TAMPA — Another area resident has filed an ethics complaint against state Sen.-elect Jim Norman.
The most recent complaint, sent to the Florida Commission on Ethics late last week by Brandon resident Byron Dean, charges that Norman violated state law by not disclosing a complete picture of his finances.
"I don't think we need that kind of politics in power," Dean said.
After losing the District 12 Republican primary election to Norman, state Rep. Kevin Ambler sued to get Norman off the November ballot. Ambler claimed that Norman was not qualified to run because his financial disclosure form did not include a house in Arkansas that Norman's wife, Mearline, bought with $500,000 from influential businessman Ralph Hughes.
A Leon County judge agreed with Ambler and booted Norman off the ballot. But Norman won an appeal and on Nov. 2 became the next senator in District 12, which includes northern Hillsborough and central Pasco counties.
Ambler said questions about Norman's candidacy are now up to Senate leaders, the ethics commission and the FBI, which is investigating Norman's relationship with Hughes.

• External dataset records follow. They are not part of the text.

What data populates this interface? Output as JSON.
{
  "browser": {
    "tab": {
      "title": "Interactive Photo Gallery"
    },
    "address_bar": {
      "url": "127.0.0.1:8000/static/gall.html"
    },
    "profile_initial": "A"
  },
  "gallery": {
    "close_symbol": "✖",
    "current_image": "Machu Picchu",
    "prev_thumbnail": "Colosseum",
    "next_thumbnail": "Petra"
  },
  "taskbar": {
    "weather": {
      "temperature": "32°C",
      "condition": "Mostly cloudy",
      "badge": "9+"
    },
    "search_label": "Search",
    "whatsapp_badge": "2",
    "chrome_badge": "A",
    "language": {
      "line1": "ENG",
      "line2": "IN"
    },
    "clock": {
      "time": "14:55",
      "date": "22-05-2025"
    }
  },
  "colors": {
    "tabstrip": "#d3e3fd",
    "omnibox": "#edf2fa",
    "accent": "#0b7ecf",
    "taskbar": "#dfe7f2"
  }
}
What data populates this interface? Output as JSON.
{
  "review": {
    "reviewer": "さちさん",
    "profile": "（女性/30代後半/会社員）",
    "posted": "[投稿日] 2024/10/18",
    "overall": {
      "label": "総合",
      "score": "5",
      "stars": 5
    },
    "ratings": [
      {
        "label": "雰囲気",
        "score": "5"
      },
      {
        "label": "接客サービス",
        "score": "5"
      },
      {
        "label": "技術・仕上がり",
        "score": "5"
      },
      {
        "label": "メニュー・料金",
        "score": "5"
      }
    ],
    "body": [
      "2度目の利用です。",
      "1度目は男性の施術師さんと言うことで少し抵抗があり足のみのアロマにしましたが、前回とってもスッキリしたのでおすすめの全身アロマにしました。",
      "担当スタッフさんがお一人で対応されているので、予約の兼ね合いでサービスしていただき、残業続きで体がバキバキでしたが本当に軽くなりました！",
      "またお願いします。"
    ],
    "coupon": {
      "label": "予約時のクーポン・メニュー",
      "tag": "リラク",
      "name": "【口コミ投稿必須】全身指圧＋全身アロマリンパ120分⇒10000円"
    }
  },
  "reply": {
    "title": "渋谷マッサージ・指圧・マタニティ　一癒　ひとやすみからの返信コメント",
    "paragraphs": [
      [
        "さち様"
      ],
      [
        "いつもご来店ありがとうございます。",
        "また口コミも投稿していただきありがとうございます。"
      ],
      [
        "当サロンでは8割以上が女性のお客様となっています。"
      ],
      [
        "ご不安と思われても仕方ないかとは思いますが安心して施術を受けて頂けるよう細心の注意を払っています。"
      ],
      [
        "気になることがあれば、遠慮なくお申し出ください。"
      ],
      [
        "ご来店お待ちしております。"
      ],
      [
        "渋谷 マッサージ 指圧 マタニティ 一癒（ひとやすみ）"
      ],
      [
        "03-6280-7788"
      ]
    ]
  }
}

Dean, who said he is part of an activist group called the Brandon Historical Association, called the granting of Norman's appeal ridiculous, and said he has encouraged other members to file ethics complaints.
"We've got work to do," he said of the group. "This kind of woke us up."
Norman could not be reached for comment Saturday.
Keith Berry, an American history professor at Hillsborough Community College, also said he filed a complaint this month.
George Neimann, a Dover community activist, said previously that he planned to do the same. The state ethics commission does not confirm complaints until an initial investigation is completed.